The intern had the look and the whine of a petulant boy. ‘I told the cop my patient needed life support.’
‘Nobody told me anything,’ said Riker. ‘I didn’t know.’
„She knew!’ The young doctor whirled around to point an accusing finger, but Mallory was gone, and the door was sl
owly closing.
Riker settled into a chair beside the bed. He was fifty-five years old, but feeling older, shaken and suddenly cold. Yet he managed to convince himself that no cop would leave herself so exposed to a charge of manslaughter by depraved indifference to human life -and that Mallory had not just tried to kill Sparrow.
CHAPTER 2
The high-pitched laughter of crime-scene tourists drifted in from the street, unhampered by a bedsheet draped over the broken window. The basement floor was no longer covered by water, but the air was hot and dank. Mallory removed her blazer and folded it over one arm as she moved about the room, taking in each detail.
Beads of moisture trickled down the cheap metal cabinets of the kitchenette to make wet tracks through black fingerprint dust. A fold-out sofa made do for a bed, and wrought-iron lawn furniture passed for a dining room set. The wooden crucifix was the only wall decoration. Crime Scene Unit’s airtight metal canisters and plastic bags were stacked by the door, awaiting the van’s return.

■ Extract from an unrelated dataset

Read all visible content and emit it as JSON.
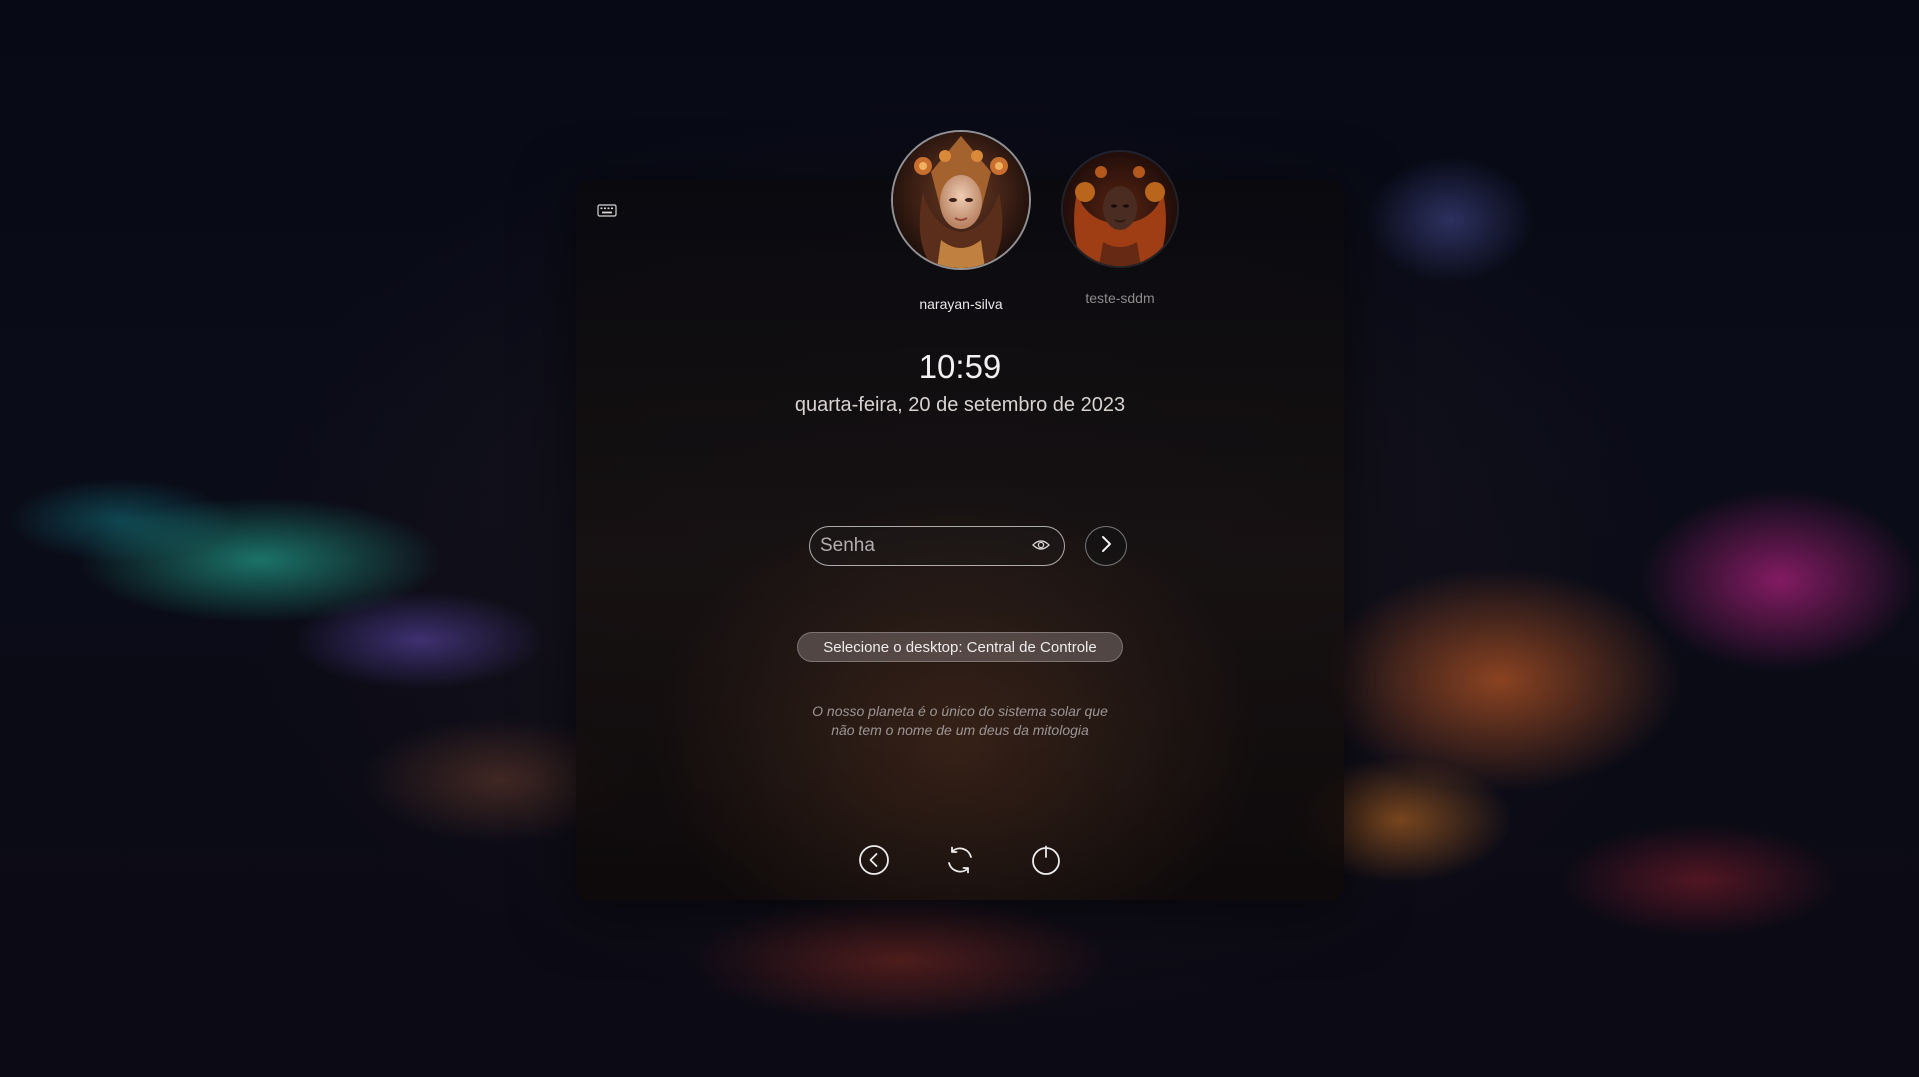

Though the work of collecting evidence was done, Riker kept his hands in his pockets to pacify Heller, a great bear of a man with slow brown eyes and rolled-up shirtsleeves. The forensic expert ran a blow-dryer over a small paper box and muttered, ‘Freaking clowns.’ This was his least colorful name for the firemen who had broken the window and hosed down his crime scene. ‘My crew didn’t find a camera to go with this film box. Maybe your perp took a snapshot for a souvenir.’
A soggy cockroach was also drying out, perched on the edge of the sink and basking in the warmth of Heller’s floodlights, a bug’s idea of the Riviera. New York City roaches were not afraid of bright light. Nor did they fear fire, flood or cops with guns, and it would take more than all of that to kill them.
‘Well, this is all wrong.’ Riker stood beside the table, examining a plastic bag filled with dead insects. ‘Hey, Mallory. Ever see so many flies turn out for a body that wasn’t dead yet? There must be a thousand bugs here.’